La emoción anterior se había disipado por completo, y Ning Fan comenzó a reflexionar.

—Sí, Chen Fengnan obtuvo un trozo de Jade de Nueve Almas en el extranjero, y esta noticia no solo la conocemos nosotros; ¡se está difundiendo por todas partes!

El Jade de Nueve Almas, este objeto de rumores místicos, no solo era conocido por Ning Fan; innumerables personas también lo codiciaban.

Ahora que Chen Fengnan poseía un trozo de Jade de Nueve Almas, naturalmente no podía escapar de la atención de los interesados.

Es decir, ¡es muy probable que no solo Ning Fan esté vigilando a Chen Fengnan, sino también otras fuerzas!

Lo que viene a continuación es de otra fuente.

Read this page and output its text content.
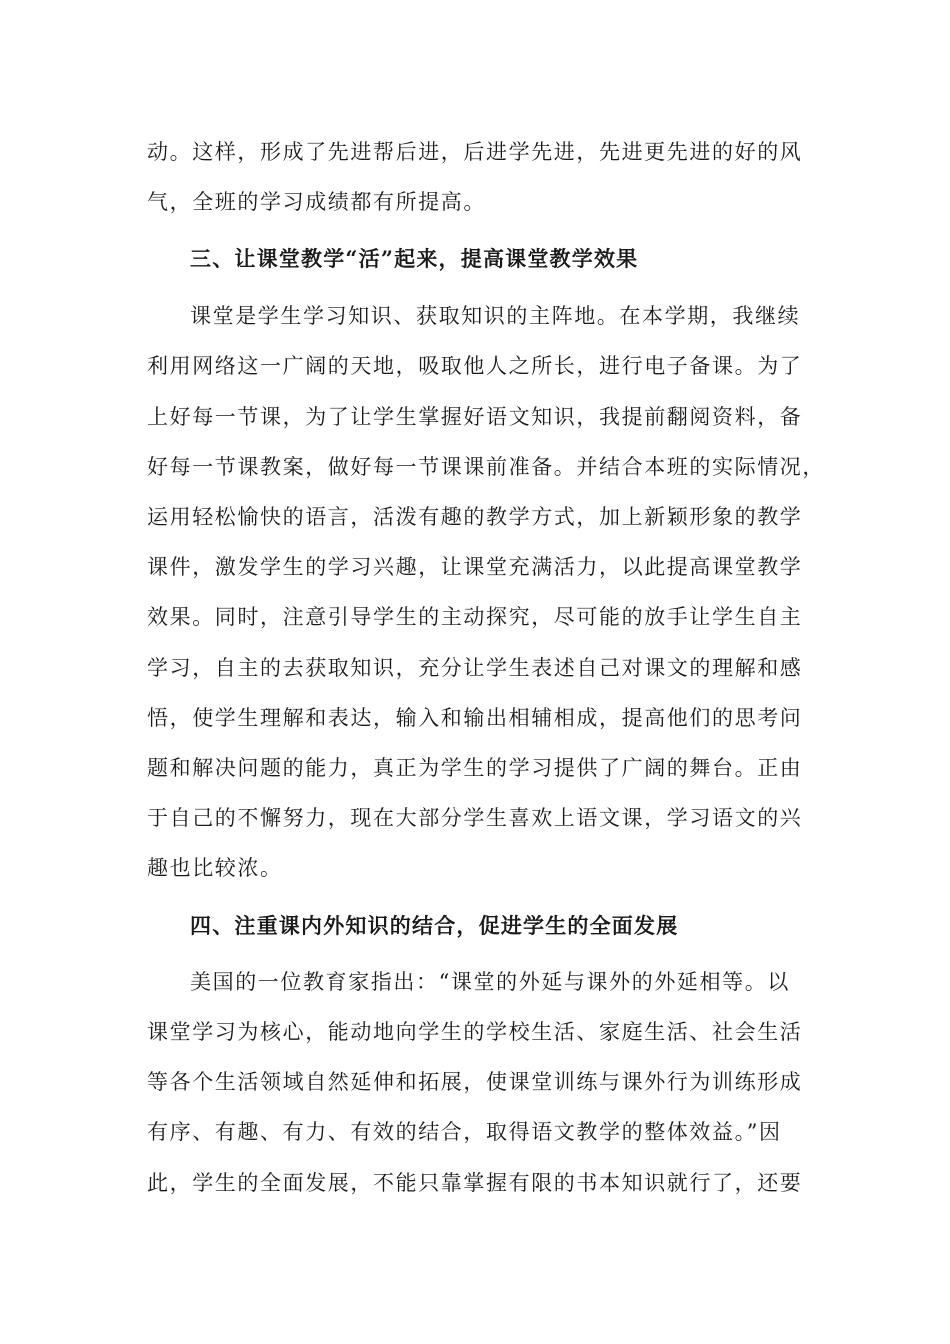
动。这样，形成了先进帮后进，后进学先进，先进更先进的好的风
气，全班的学习成绩都有所提高。
三、让课堂教学“活”起来，提高课堂教学效果
课堂是学生学习知识、获取知识的主阵地。在本学期，我继续
利用网络这一广阔的天地，吸取他人之所长，进行电子备课。为了
上好每一节课，为了让学生掌握好语文知识，我提前翻阅资料，备
好每一节课教案，做好每一节课课前准备。并结合本班的实际情况，
运用轻松愉快的语言，活泼有趣的教学方式，加上新颖形象的教学
课件，激发学生的学习兴趣，让课堂充满活力，以此提高课堂教学
效果。同时，注意引导学生的主动探究，尽可能的放手让学生自主
学习，自主的去获取知识，充分让学生表述自己对课文的理解和感
悟，使学生理解和表达，输入和输出相辅相成，提高他们的思考问
题和解决问题的能力，真正为学生的学习提供了广阔的舞台。正由
于自己的不懈努力，现在大部分学生喜欢上语文课，学习语文的兴
趣也比较浓。
四、注重课内外知识的结合，促进学生的全面发展
美国的一位教育家指出：“课堂的外延与课外的外延相等。以
课堂学习为核心，能动地向学生的学校生活、家庭生活、社会生活
等各个生活领域自然延伸和拓展，使课堂训练与课外行为训练形成
有序、有趣、有力、有效的结合，取得语文教学的整体效益。”因
此，学生的全面发展，不能只靠掌握有限的书本知识就行了，还要
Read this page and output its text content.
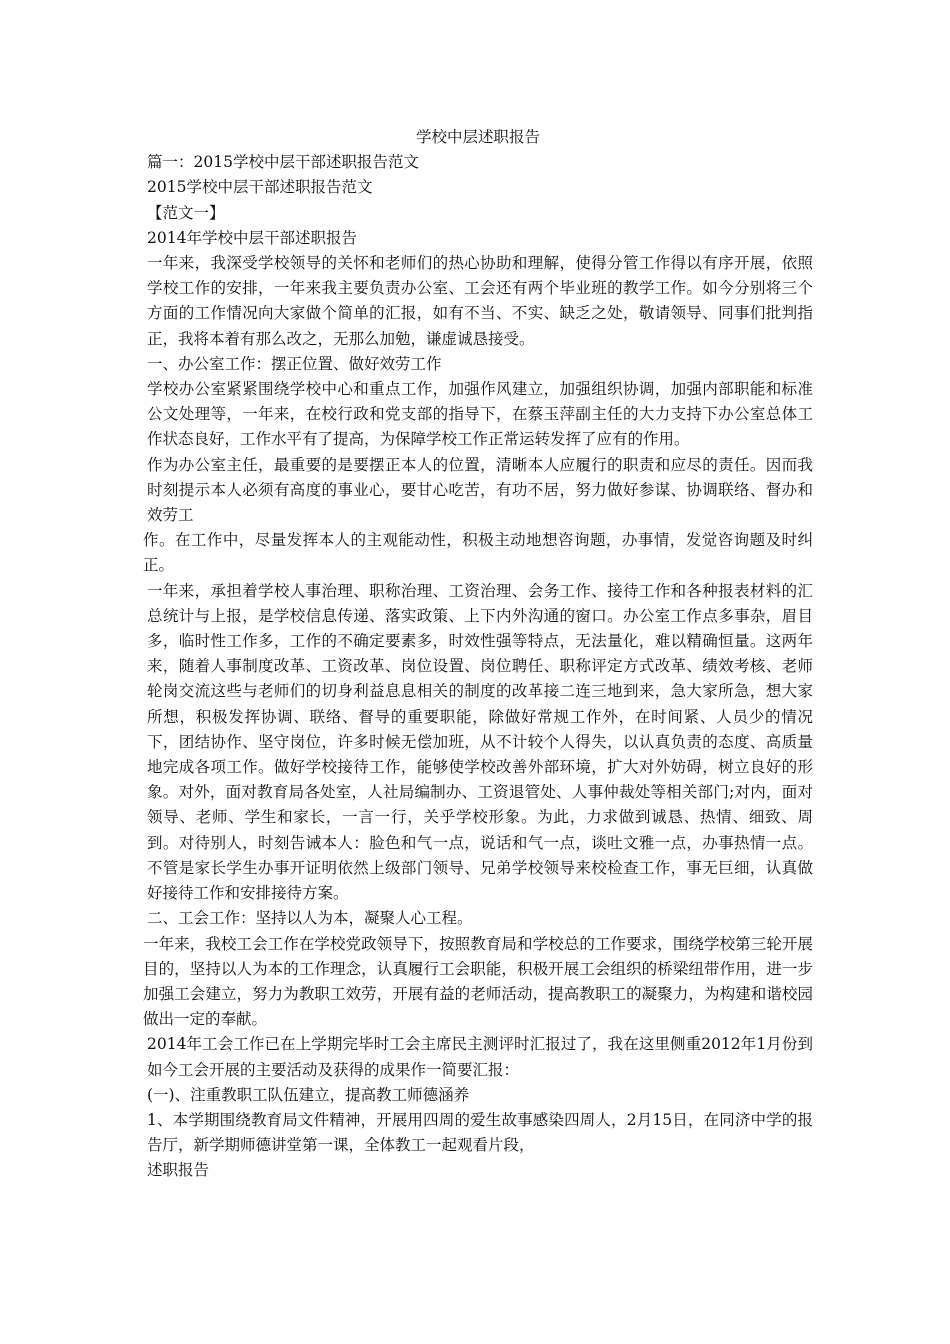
学校中层述职报告

篇一：2015学校中层干部述职报告范文

2015学校中层干部述职报告范文

【范文一】

2014年学校中层干部述职报告

一年来，我深受学校领导的关怀和老师们的热心协助和理解，使得分管工作得以有序开展，依照学校工作的安排，一年来我主要负责办公室、工会还有两个毕业班的教学工作。如今分别将三个方面的工作情况向大家做个简单的汇报，如有不当、不实、缺乏之处，敬请领导、同事们批判指正，我将本着有那么改之，无那么加勉，谦虚诚恳接受。

一、办公室工作：摆正位置、做好效劳工作

学校办公室紧紧围绕学校中心和重点工作，加强作风建立，加强组织协调，加强内部职能和标准公文处理等，一年来，在校行政和党支部的指导下，在蔡玉萍副主任的大力支持下办公室总体工作状态良好，工作水平有了提高，为保障学校工作正常运转发挥了应有的作用。

作为办公室主任，最重要的是要摆正本人的位置，清晰本人应履行的职责和应尽的责任。因而我时刻提示本人必须有高度的事业心，要甘心吃苦，有功不居，努力做好参谋、协调联络、督办和效劳工

作。在工作中，尽量发挥本人的主观能动性，积极主动地想咨询题，办事情，发觉咨询题及时纠正。

一年来，承担着学校人事治理、职称治理、工资治理、会务工作、接待工作和各种报表材料的汇总统计与上报，是学校信息传递、落实政策、上下内外沟通的窗口。办公室工作点多事杂，眉目多，临时性工作多，工作的不确定要素多，时效性强等特点，无法量化，难以精确恒量。这两年来，随着人事制度改革、工资改革、岗位设置、岗位聘任、职称评定方式改革、绩效考核、老师轮岗交流这些与老师们的切身利益息息相关的制度的改革接二连三地到来，急大家所急，想大家所想，积极发挥协调、联络、督导的重要职能，除做好常规工作外，在时间紧、人员少的情况下，团结协作、坚守岗位，许多时候无偿加班，从不计较个人得失，以认真负责的态度、高质量地完成各项工作。做好学校接待工作，能够使学校改善外部环境，扩大对外妨碍，树立良好的形象。对外，面对教育局各处室，人社局编制办、工资退管处、人事仲裁处等相关部门;对内，面对领导、老师、学生和家长，一言一行，关乎学校形象。为此，力求做到诚恳、热情、细致、周到。对待别人，时刻告诫本人：脸色和气一点，说话和气一点，谈吐文雅一点，办事热情一点。不管是家长学生办事开证明依然上级部门领导、兄弟学校领导来校检查工作，事无巨细，认真做好接待工作和安排接待方案。

二、工会工作：坚持以人为本，凝聚人心工程。

一年来，我校工会工作在学校党政领导下，按照教育局和学校总的工作要求，围绕学校第三轮开展目的，坚持以人为本的工作理念，认真履行工会职能，积极开展工会组织的桥梁纽带作用，进一步加强工会建立，努力为教职工效劳，开展有益的老师活动，提高教职工的凝聚力，为构建和谐校园做出一定的奉献。

2014年工会工作已在上学期完毕时工会主席民主测评时汇报过了，我在这里侧重2012年1月份到如今工会开展的主要活动及获得的成果作一简要汇报：

(一)、注重教职工队伍建立，提高教工师德涵养

1、本学期围绕教育局文件精神，开展用四周的爱生故事感染四周人，2月15日，在同济中学的报告厅，新学期师德讲堂第一课，全体教工一起观看片段，

述职报告
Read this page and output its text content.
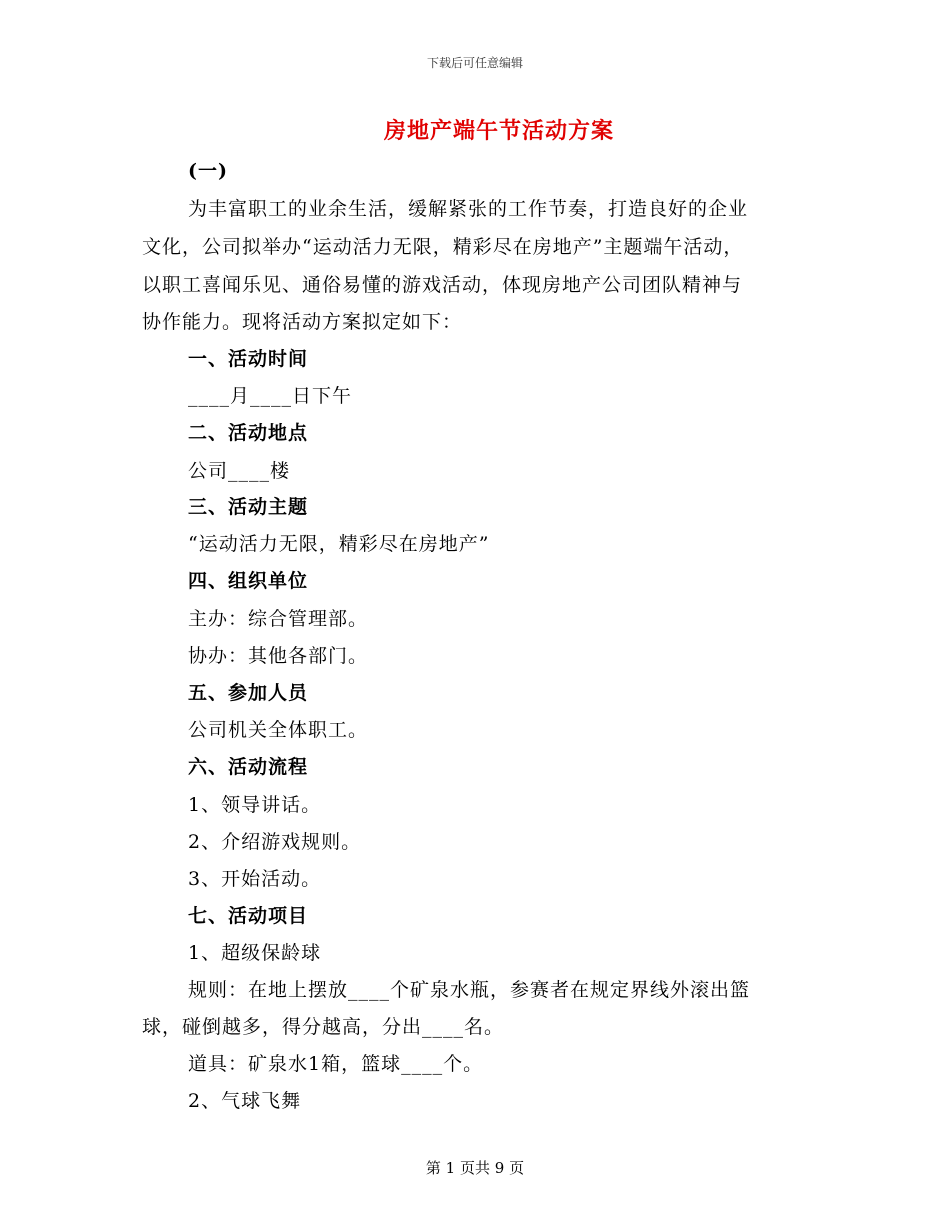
下载后可任意编辑
房地产端午节活动方案
(一)
为丰富职工的业余生活，缓解紧张的工作节奏，打造良好的企业
文化，公司拟举办“运动活力无限，精彩尽在房地产”主题端午活动，
以职工喜闻乐见、通俗易懂的游戏活动，体现房地产公司团队精神与
协作能力。现将活动方案拟定如下：
一、活动时间
____月____日下午
二、活动地点
公司____楼
三、活动主题
“运动活力无限，精彩尽在房地产”
四、组织单位
主办：综合管理部。
协办：其他各部门。
五、参加人员
公司机关全体职工。
六、活动流程
1、领导讲话。
2、介绍游戏规则。
3、开始活动。
七、活动项目
1、超级保龄球
规则：在地上摆放____个矿泉水瓶，参赛者在规定界线外滚出篮
球，碰倒越多，得分越高，分出____名。
道具：矿泉水1箱，篮球____个。
2、气球飞舞
第 1 页共 9 页
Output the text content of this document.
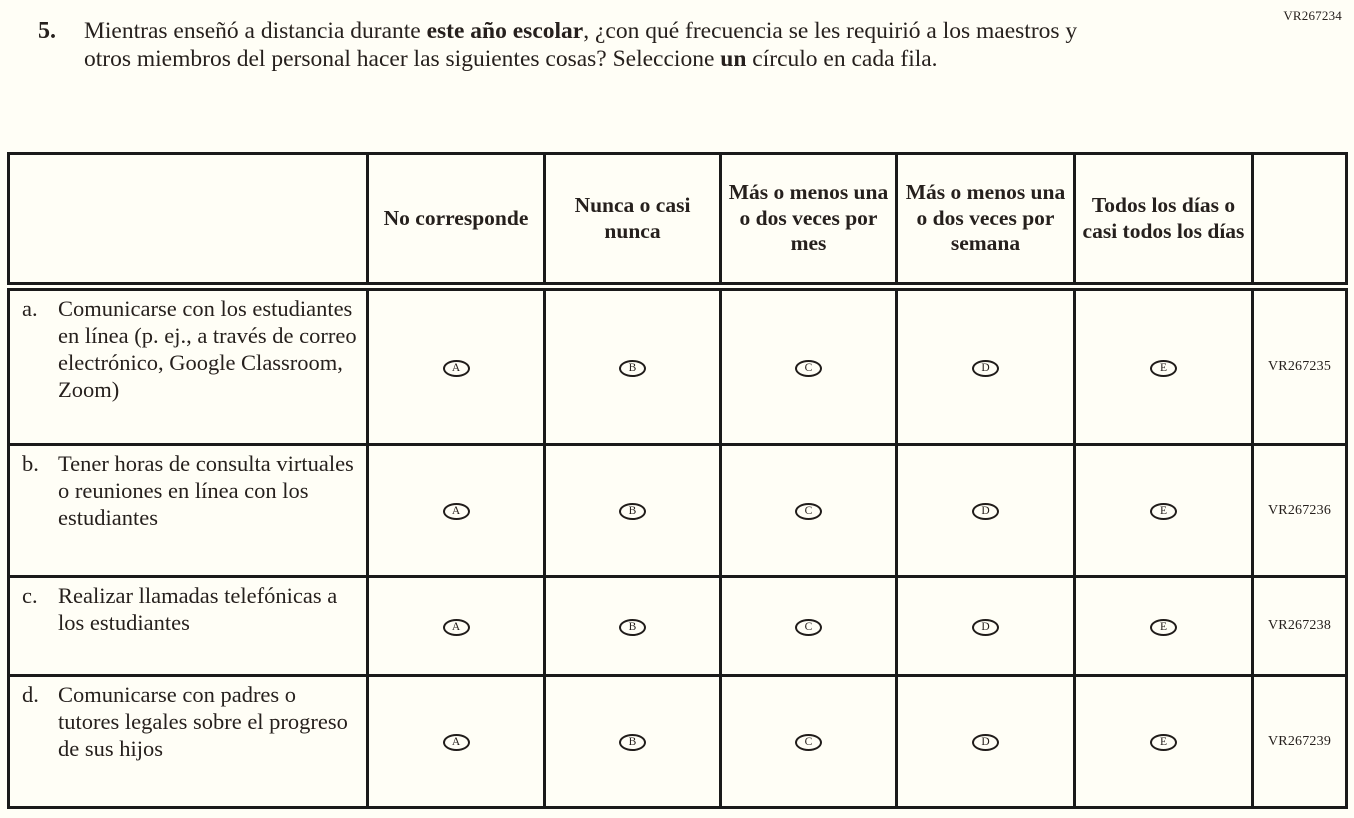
VR267234
5.	Mientras enseñó a distancia durante este año escolar, ¿con qué frecuencia se les requirió a los maestros y otros miembros del personal hacer las siguientes cosas? Seleccione un círculo en cada fila.
	No corresponde	Nunca o casi nunca	Más o menos una o dos veces por mes	Más o menos una o dos veces por semana	Todos los días o casi todos los días	

a. Comunicarse con los estudiantes en línea (p. ej., a través de correo electrónico, Google Classroom, Zoom)	A	B	C	D	E	VR267235

b. Tener horas de consulta virtuales o reuniones en línea con los estudiantes	A	B	C	D	E	VR267236

c. Realizar llamadas telefónicas a los estudiantes	A	B	C	D	E	VR267238

d. Comunicarse con padres o tutores legales sobre el progreso de sus hijos	A	B	C	D	E	VR267239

Esto es un poco problemático…

La expresión de Ning Fan se volvió algo solemne; se sentía preocupado no porque pudiera haber otras potencias compitiendo con él por el Jade de Nueve Almas en manos de Chen Fengnan, sino porque el problema en sí se originaba en Chen Fengnan como persona.

—Este hombre, Chen Fengnan, da la impresión de ser discreto y comedido, con un exterior tranquilo.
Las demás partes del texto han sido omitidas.